米テーパリングでも流動性相場は終了せず
米テーパリングでも流動性相場は終了せず
- 米金融当局はテーパリングを11月中旬か12月中旬に開始、来年半ばごろ終了の方向で検討中。
- 議事要旨では米国債の購入額を100億ドル、MBSを50億ドルそれぞれ毎月減らす案が示された。
- テーパリングでも証券購入は当面続き、FRBの総資産残高は増加するため、流動性相場は継続。

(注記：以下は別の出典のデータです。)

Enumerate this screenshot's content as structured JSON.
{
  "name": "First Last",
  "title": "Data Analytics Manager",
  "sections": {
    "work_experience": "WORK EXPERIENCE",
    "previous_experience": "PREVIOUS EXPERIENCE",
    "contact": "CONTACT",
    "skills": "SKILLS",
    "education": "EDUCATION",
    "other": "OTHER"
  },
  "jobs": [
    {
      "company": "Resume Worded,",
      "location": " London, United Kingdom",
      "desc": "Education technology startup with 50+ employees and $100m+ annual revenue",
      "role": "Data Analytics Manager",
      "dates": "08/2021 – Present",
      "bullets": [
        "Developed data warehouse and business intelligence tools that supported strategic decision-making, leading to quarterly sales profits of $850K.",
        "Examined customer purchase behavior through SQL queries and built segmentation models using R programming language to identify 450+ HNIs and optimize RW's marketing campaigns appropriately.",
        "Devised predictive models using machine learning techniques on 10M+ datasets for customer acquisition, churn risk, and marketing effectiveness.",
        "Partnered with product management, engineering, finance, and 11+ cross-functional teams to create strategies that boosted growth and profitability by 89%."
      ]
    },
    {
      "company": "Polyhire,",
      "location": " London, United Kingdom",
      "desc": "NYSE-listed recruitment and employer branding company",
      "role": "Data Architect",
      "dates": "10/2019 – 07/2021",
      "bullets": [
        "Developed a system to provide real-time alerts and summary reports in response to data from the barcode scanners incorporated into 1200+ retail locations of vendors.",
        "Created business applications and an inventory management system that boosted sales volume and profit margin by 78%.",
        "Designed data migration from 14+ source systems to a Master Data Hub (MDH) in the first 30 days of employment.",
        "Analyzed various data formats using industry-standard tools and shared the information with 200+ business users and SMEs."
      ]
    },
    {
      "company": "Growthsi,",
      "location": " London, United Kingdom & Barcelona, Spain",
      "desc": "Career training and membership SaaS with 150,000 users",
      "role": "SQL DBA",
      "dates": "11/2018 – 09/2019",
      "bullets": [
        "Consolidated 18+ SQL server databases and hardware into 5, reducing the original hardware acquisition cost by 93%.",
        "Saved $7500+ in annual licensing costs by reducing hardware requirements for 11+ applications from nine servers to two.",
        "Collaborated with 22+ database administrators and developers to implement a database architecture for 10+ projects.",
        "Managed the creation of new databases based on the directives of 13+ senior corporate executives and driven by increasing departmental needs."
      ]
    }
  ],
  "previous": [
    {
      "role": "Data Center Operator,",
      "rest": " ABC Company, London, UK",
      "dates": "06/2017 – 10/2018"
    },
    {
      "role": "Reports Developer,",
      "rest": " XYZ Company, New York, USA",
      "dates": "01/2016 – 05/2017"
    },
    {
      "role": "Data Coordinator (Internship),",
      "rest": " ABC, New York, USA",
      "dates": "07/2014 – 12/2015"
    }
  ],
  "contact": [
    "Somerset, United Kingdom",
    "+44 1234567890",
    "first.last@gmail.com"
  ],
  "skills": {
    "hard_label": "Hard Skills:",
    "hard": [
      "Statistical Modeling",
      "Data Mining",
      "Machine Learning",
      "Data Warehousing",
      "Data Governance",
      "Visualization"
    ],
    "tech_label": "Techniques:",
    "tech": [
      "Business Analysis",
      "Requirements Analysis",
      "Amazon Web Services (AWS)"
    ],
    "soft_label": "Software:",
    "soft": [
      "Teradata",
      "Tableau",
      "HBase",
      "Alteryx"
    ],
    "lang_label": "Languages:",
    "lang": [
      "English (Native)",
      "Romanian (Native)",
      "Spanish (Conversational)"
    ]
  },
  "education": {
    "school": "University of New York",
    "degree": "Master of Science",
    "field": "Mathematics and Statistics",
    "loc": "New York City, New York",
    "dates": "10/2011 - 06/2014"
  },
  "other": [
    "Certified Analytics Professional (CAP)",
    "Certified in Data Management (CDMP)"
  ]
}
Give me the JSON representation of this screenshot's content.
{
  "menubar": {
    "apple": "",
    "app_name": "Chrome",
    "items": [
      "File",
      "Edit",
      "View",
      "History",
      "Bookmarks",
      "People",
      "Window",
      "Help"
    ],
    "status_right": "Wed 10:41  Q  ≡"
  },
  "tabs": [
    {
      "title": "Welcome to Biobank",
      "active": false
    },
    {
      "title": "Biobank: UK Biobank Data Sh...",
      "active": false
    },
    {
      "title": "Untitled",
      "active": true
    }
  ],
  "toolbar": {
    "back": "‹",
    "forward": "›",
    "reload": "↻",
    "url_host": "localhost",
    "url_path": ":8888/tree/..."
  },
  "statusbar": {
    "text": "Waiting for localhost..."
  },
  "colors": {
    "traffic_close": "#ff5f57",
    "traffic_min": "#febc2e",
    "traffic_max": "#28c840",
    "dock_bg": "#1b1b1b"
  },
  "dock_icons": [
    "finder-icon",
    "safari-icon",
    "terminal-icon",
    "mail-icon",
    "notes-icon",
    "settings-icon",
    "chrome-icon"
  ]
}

米金融当局はテーパリングを11月中旬か12月中旬に開始、来年半ばごろ終了の方向で検討中
米連邦準備制度理事会(FRB)は10月13日、米連邦公開市場委員会(FOMC)の議事要旨(9月21日、22日開催分)を公表しました。9月のFOMCでは、声明文に「経済の改善がおおむね予想通りに進めば、資産購入のペースを早急に緩和する必要があると判断する」との文言が追記され、量的緩和の縮小(テーパリング)開始が近いことが正式に示されました。
さらに今回の議事要旨では、テーパリングのスケジュールについて議論が進んでいることが明らかになりました(図表1)。具体的には、FOMC参加者は総じて、景気回復がおおむね順調なら、来年半ばごろに終了する緩やかなテーパリングが適切と評価しており、また、11月2日、3日に開催される次回のFOMCでテーパリング開始を決定する場合、11月中旬か12月中旬に開始できるとの見方が確認されました。
議事要旨では米国債の購入額を100億ドル、MBSを50億ドルそれぞれ毎月減らす案が示された
FRBは現在、米国債を800億ドル、住宅ローン担保証券(MBS)を400億ドル、それぞれ毎月購入していますが、議事要旨では、これらの購入金額を減らす案も提示されました。FRBのスタッフによる減額案は、毎月の購入額について、米国債を100億ドル、MBSを50億ドル、それぞれ減らしていくというもので、計算上、8カ月でテーパリングを終えることになります。
この案について、FOMC参加者は政策を決定する上で分かりやすいと総じて評価しており、実際にテーパリングが開始された際、減額ペースの目安になると思われます。なお、FRBの総資産残高は直近で約8兆5,000億ドルに達していますが、仮に11月からテーパリングが始まり、前述の減額案に沿って米国債とMBSの買い入れ額が減少していった場合、総資産残高はどのように推移するか検証してみます。
テーパリングでも証券購入は当面続き、FRBの総資産残高は増加するため、流動性相場は継続
結果は図表2の通りで、テーパリングが終了する2022年6月末時点において、FRBの総資産残高は約9兆ドルに達する見通しとなり、これは直近から約6%増加した水準です。当然ながら、テーパリングが始まっても、米国債とMBSの毎月の購入額は段階的に減少するものの、購入自体は続くため、金融機関に対する流動性の供給は継続され、FRBの総資産残高は増加し続けることになります。
なお、FRBは過去、テーパリングが終了しても、満期を迎えた保有証券を再投資することで、総資産残高を3年ほど維持した経緯があります。今回も、テーパリング終了後、総資産残高はしばらく維持される公算が大きいと思われます。したがって、テーパリングによって流動性相場が直ちに終了することはなく、悪材料発生時に潤沢な流動性が金融市場の緩衝材の役割を果たす状況は、当面続くと思われます。